Wait. The most valuable thing anyone can do in the next few months is monitor for the actual rule change rather than acting on the announcement. When a formal FDA document lands, it will name specific peptides, specify an effective date, and give 503A pharmacies the legal cover to resume preparation. Until then, patients seeking legitimate compounded peptides for prescribed protocols should talk with their clinician about what legal options exist in the current regulatory state.

For background on individual peptides that could be affected, our profile pages have the current clinical and regulatory details: BPC-157, TB-500, CJC-1295, ipamorelin, GHK-Cu, and epithalon. We will update each of those pages and this article when a formal rule change is published.

Frequently Asked Questions

When will BPC-157 be legal to compound again?

As of March 2026, it is not legal yet. The February 27 announcement signaled regulatory intent but no formal FDA rule change has been published. Compounding pharmacies still cannot legally prepare BPC-157 for patient-specific prescriptions until the FDA issues an updated 503A category list or a separate guidance document walking back the 2023 Category 2 designation. Until that paperwork lands, the legal status is unchanged.

What's the difference between Category 1 and Category 2?

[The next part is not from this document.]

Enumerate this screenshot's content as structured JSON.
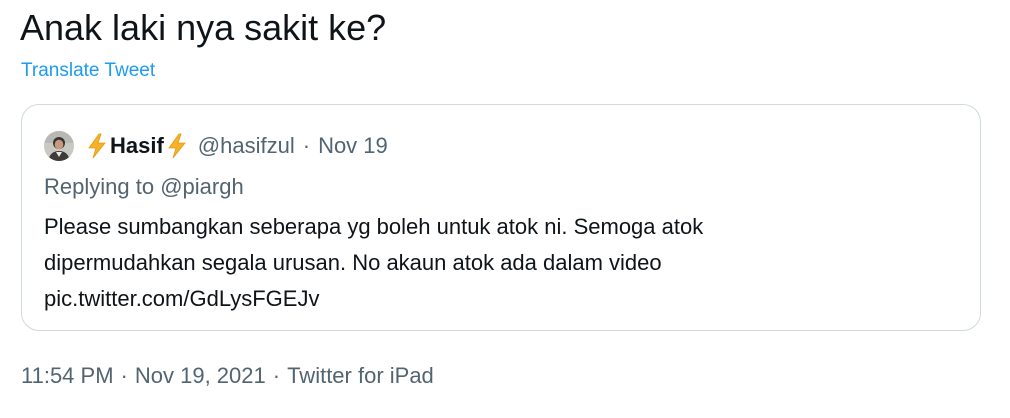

Category 1 substances can be used by 503A compounding pharmacies to prepare patient-specific prescriptions without needing additional FDA action. Category 2 substances have been identified by the FDA as having significant safety risks and cannot be used in 503A compounding. The September 2023 move pushed roughly 14 peptides into Category 2, which is what took BPC-157, TB-500, and others off the menu at US compounding pharmacies.

Does the reclassification apply to research peptides I can buy online?

No. The 503A compounding category system governs pharmacies that prepare patient-specific medications under a prescription. Research peptides sold online are a separate category entirely, sold under a not-for-human-use label. Those products were never within the 503A framework in the first place, and a Category 1 restoration would not change their legal status or make them any safer to self-administer.

Is BPC-157 WADA legal now?

No. The World Anti-Doping Agency prohibits BPC-157 under the S0 category (non-approved substances), and the FDA compounding category list is a completely separate regulatory track. Even if the FDA restores BPC-157 to Category 1, WADA rules are unaffected. Competitive athletes subject to WADA testing should treat BPC-157 as banned regardless of what the FDA does.

Where can I get BPC-157 prescribed?

You cannot, at least not legally in the United States right now. BPC-157 has no FDA approval as a finished drug product, and until the Category 2 designation is formally reversed, 503A compounding pharmacies cannot prepare it for patient-specific prescriptions. A clinician writing a BPC-157 prescription today has no legal pharmacy to send it to. The fastest path to broad patient availability is a formal FDA rule change following the February 27 announcement, and there is no published timeline for that yet.

Medical Disclaimer

The information provided on this page is for educational and informational purposes only and does not constitute medical advice. Always consult a qualified healthcare provider before starting, stopping, or modifying any peptide therapy or medication. PeptideVS does not endorse, recommend, or promote the use of any specific peptide for medical treatment. Clinical data cited may be from ongoing trials and is subject to change. Individual results may vary.